Third, sex can hurt the relationship. By having sex, you vastly, if subtly, change your relationship. Friendship, closeness, and commitment all get redefined. Emotional needs and dependencies change, and very powerfully. Sex is a mysterious force, and it has emotional and spiritual power that are hard to pin down. Marriage is the ideal relationship to mine its riches and use it to help you grow as a couple. Outside of marriage, even while living together, those powerful feelings can end up hurting the relationship. Even if you become one of the relationships that makes it to the altar, your foundation for marriage isn’t as strong, and the statistics say that your chance of success is worse.

Fourth, it can hurt each of you, because your love relationships change who you are. Sex isn’t just an activity—it’s part of our whole sense of who we are. The pain that comes from a broken sexual relationship is triple the pain from a normal broken romance, and living together—sharing stuff and living space—complicates such things to an even far greater extent.

Fifth, it can hurt your future partners. In the event that you don’t end up staying together, you still carry to your future partners, including your future spouse, a set of habits: ways of thinking and acting in your relationship, both emotionally and sexually, ways of treating each other as people, and as bodies. If sex expresses little real commitment now, it will express little real commitment then. You could hurt the person you love the most, both now and later.

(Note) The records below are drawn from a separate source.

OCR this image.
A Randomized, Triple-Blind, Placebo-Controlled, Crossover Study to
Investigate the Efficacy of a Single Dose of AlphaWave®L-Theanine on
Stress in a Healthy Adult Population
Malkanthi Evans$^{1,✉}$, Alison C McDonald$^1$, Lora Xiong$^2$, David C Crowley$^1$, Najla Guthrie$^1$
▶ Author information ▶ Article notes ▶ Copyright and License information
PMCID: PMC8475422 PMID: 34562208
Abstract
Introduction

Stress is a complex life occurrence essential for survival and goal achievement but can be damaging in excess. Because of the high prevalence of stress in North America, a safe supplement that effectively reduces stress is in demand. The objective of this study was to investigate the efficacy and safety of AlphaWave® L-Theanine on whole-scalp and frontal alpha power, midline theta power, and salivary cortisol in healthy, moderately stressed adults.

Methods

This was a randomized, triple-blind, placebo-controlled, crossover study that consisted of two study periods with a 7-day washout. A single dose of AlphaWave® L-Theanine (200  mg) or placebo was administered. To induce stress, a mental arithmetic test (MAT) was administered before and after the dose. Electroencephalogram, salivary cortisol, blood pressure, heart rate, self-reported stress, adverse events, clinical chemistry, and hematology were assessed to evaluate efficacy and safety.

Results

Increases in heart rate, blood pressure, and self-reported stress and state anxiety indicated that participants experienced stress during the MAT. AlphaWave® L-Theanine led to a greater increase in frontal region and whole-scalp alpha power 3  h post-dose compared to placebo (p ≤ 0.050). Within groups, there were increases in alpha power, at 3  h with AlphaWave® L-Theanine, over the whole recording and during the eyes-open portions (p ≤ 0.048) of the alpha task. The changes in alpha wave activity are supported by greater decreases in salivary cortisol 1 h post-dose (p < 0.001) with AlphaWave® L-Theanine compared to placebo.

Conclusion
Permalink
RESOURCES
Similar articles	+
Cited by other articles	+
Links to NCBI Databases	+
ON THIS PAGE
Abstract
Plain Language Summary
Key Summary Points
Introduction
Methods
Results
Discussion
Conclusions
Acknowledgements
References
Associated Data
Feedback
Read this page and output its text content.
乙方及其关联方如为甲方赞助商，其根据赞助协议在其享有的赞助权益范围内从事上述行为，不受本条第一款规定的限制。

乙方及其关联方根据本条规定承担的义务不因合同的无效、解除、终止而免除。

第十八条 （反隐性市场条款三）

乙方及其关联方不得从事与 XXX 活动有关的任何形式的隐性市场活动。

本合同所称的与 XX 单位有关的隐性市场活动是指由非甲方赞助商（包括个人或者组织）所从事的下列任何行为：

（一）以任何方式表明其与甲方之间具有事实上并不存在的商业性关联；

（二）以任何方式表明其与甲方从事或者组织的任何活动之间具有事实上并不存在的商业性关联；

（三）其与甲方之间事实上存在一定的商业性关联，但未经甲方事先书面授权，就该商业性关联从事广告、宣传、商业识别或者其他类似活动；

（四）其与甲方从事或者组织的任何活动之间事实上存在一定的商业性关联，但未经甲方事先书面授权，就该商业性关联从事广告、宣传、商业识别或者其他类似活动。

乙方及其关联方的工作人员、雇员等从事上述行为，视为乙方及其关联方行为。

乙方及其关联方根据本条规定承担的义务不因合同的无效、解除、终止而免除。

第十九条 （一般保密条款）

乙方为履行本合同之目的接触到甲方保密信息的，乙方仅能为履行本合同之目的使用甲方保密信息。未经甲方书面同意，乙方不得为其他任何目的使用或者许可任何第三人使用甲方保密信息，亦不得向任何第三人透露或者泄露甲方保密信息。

So, that’s one scenario. If they want to live together because they plan to have sex, the Bible would say, “Absolutely not.” But what if they claim (and I just have to snicker, you know) that they are not going to have sex, stay in separate bedrooms, just living together (with nothing immoral talking place)—is that OK? Well, the problems with that are at least twofold: (1) you are setting yourself up for powerful, almost irresistible temptation, and (2) everyone is going to assume you’re sexually active, so what will that do to your testimony as a Christian who keeps him- or herself pure before God? 1 Thessalonians 5.22 says to avoid every kind of evil, and that would include even things that look like they’re ungodly. If Christians are supposed to live lives of purity, run away from immorality, keep the marriage bed pure, not do things that are wrong or even look like they’re wrong, and not cause weaker Christians to stumble or be offended—what was the reason again for wanting to live together with your “partner” outside of marriage? And, I will ask, since you live by the Bible, what part of the Bible are you obeying by doing so, and how is Jesus both honored and pleased by your doing that? That’s the question they have to answer.